Abgeordnetenhauswahl: Berlin bleibt eine geteilte Stadt
Die beiden früheren Teile Berlins stimmen immer noch unterschiedlich ab. Während AfD und Linke im Osten erstarken, bleiben CDU und FDP schwach.
Berlin bleibt auch im 26. Jahr nach der Wiedervereinigung bei Wahlen eine gespaltene Stadt. Während die Linke in den westlichen Bezirken nach den vorliegenden Hochrechnungen auf 10,1 Prozent der Stimmen kommt, machten die Ost-Berliner sie wieder zur stärksten Partei. 23,3 Prozent gaben ihr ihre Stimmen.
Stärkste Kraft im Westen bleibt die SPD mit 23,4 Prozent, im Osten liegt sie nicht ganz weit entfernt bei 19,4 Prozent. Die CDU schaffte es damit auch im Westen nicht, an den Sozialdemokraten vorbeizuziehen. Sie konnte nur 21 Prozent erreichen. Im Osten dagegen war wohl auch der bisherige Sozialsenator Mario Czaja bezirksübergreifend kein Rennpferd für die Partei; sie liegt mit 13,2 Prozent der Stimmen fast gleichauf mit den Grünen, die auf 12,7 Prozent kommen. Im Westen dagegen schafften die Grünen 17,2 Prozent.

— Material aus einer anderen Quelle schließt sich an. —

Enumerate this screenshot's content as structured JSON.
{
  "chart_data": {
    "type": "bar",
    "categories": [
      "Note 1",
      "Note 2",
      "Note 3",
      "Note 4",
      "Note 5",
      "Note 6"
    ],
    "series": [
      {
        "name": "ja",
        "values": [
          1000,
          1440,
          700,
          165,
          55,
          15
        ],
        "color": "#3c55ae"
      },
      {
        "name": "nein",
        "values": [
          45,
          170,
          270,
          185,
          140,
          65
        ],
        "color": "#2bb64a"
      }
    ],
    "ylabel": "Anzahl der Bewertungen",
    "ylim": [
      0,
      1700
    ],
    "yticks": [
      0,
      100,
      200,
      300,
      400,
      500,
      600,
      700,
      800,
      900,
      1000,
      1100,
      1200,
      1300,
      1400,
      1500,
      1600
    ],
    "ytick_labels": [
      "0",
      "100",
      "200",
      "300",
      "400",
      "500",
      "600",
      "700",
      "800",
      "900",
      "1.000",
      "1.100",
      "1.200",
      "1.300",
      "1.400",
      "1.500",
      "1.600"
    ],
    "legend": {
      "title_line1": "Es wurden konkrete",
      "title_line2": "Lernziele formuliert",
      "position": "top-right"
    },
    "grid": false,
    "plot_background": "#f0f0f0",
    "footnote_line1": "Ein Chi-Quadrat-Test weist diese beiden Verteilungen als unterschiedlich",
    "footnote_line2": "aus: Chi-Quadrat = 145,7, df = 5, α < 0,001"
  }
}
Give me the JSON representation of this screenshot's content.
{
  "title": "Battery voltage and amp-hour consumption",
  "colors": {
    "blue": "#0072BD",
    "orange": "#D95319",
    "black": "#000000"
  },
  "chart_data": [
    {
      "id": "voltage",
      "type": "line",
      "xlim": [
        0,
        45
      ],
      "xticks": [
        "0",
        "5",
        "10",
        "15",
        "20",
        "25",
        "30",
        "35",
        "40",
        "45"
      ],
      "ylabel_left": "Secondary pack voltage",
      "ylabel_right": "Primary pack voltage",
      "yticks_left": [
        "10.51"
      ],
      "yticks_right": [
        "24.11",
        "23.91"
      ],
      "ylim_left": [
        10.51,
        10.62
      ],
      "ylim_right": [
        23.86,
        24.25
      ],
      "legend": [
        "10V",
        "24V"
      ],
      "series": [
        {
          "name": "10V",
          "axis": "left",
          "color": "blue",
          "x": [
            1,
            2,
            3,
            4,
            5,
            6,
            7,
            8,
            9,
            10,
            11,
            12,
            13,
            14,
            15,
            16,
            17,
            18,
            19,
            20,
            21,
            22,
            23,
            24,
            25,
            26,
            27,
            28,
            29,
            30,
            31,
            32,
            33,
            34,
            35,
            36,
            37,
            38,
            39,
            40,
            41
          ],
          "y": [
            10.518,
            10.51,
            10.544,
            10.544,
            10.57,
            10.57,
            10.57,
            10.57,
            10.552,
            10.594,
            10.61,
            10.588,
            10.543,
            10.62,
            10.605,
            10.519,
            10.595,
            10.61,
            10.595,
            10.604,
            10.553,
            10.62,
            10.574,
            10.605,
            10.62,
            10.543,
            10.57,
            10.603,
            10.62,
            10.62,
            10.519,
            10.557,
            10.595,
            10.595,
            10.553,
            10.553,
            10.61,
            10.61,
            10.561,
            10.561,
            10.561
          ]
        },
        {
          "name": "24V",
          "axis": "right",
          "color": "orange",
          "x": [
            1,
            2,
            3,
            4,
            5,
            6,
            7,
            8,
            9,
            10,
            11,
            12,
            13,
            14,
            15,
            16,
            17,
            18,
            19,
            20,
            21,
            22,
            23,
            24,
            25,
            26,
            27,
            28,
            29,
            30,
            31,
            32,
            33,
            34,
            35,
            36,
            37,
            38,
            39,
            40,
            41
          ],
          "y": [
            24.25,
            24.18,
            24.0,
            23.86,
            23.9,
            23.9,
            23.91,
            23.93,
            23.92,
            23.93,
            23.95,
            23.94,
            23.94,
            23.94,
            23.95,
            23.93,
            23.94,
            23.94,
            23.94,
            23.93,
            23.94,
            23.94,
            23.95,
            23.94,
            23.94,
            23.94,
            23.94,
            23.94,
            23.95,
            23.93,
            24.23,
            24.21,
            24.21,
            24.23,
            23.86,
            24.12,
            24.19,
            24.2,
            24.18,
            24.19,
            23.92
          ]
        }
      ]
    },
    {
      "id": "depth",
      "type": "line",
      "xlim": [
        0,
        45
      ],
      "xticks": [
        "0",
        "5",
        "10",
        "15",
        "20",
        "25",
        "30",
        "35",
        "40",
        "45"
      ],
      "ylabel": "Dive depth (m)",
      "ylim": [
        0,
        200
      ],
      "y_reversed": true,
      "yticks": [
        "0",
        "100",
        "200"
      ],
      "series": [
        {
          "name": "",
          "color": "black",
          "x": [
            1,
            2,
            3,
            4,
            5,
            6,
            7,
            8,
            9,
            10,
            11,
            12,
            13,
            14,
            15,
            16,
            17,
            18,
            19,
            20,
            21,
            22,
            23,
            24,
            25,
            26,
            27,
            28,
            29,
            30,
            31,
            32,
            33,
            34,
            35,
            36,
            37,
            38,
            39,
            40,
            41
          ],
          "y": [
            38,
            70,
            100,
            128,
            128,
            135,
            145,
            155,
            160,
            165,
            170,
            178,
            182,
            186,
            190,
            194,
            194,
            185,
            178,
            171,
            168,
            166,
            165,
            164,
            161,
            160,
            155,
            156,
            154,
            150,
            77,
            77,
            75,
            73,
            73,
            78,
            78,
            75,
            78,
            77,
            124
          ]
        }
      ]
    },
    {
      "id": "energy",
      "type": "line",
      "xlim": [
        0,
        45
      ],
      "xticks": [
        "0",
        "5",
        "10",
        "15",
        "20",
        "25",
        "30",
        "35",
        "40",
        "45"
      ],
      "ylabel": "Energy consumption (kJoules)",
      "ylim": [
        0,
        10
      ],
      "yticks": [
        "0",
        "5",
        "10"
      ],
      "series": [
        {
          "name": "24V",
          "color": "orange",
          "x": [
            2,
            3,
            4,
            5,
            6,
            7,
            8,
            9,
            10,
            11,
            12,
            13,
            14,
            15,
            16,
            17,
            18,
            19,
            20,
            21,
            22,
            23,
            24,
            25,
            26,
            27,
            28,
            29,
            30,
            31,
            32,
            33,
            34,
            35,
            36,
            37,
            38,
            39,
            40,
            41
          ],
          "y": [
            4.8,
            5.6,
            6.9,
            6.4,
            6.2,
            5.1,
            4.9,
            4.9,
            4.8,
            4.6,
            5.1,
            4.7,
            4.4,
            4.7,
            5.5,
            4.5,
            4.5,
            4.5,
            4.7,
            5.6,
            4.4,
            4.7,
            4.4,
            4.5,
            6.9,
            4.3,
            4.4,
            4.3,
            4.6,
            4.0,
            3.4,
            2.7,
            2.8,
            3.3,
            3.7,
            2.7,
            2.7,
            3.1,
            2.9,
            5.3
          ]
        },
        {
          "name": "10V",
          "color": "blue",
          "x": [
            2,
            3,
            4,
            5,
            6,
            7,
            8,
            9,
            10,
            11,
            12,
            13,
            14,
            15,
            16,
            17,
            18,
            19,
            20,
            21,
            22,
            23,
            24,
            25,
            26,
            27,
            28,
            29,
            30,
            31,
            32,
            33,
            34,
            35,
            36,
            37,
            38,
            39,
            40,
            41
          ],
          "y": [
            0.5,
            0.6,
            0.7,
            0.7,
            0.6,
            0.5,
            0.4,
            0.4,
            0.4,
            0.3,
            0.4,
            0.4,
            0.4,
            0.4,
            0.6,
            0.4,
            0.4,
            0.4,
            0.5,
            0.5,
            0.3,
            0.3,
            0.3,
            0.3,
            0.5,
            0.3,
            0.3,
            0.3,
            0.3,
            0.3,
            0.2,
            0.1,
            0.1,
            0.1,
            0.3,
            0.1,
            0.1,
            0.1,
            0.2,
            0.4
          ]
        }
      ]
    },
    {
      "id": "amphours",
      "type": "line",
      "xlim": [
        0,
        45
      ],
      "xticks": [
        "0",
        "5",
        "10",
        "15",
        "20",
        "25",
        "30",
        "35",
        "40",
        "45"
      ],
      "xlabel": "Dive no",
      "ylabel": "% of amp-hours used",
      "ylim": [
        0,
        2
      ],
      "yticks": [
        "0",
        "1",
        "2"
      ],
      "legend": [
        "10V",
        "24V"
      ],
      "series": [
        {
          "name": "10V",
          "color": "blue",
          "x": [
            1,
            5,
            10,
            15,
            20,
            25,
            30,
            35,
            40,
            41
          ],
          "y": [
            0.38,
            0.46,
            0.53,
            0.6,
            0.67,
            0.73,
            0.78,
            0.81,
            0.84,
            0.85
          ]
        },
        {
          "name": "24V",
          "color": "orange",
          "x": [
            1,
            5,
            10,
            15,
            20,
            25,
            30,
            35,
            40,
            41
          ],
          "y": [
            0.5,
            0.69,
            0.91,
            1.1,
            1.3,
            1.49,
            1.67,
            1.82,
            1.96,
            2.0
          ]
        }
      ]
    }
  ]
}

Auch der FDP gelang es nur durch ihr gutes Abschneiden im Westen, ins Abgeordnetenhaus zurückzukehren. In den westlichen Bezirken stimmten 8,5 Prozent für die Liberalen, die sicher auch von ihrer Kampagne für das Offenhalten des Flughafens Tegel profitiert haben. Im Osten hätten die Liberalen mit 4,0 Prozent den Einzug ins Parlament dagegen klar verpasst. Eine Diskrepanz gibt es auch beim Abschneiden der AfD. Sie kommt im Osten auf 16,8 Prozent und im Westen auf 11,8 Prozent.
Wahlforscher bei Henkel getäuscht
Vor fünf Jahren hatten Wahlforscher den Erfolg des damaligen Regierenden Bürgermeisters Klaus Wowereit (SPD), unter dem die Genossen stadtweit „nur“ rund zwei Prozentpunkte verloren hatten, unter anderem damit begründet, dass es ihm gelungen sei, Ost und West gut zusammenzuführen. Die Linkspartei, die 2011 hohe Verluste eingefahren hatte, habe er an den Rand drängen können. Damals waren viele frühere Stammwähler aber auch enttäuscht von der Arbeit der Linken im Senat, die zehn Jahre mit den Sozialdemokraten zusammen regiert hatte. Nach Ansicht der Wahlforscher von 2011 hatten die Wähler damals „das soziale Element, das sie von der Partei erwarten“, vermisst.
Jetzt konnte die Linke ihren Wahlkampf aus der Opposition heraus führen, was einfacher war. Allerdings war schon vor dem Wahltag ziemlich wahrscheinlich, dass die Linken auf die Regierungsbank zurückkehren werden. Der Regierende Bürgermeister Michael Müller hat schon vor den Wahlen mit einem rot-rot-grünen Bündnis kokettiert. Dies scheint die Wähler im Osten dieses Mal nicht abgeschreckt zu haben.
Getäuscht haben sich die Wahlforscher bei CDU-Spitzenkandidat Frank Henkel. Für ihn sei 2011 der Wahlkampf zu früh gekommen, waren sie überzeugt. Er werde bei der nächsten Wahl ein ernst zu nehmender Gegner sein, hatten sie angenommen. Er war es nicht – weder im Osten noch im Westen. Hier ist die Stadt vereint.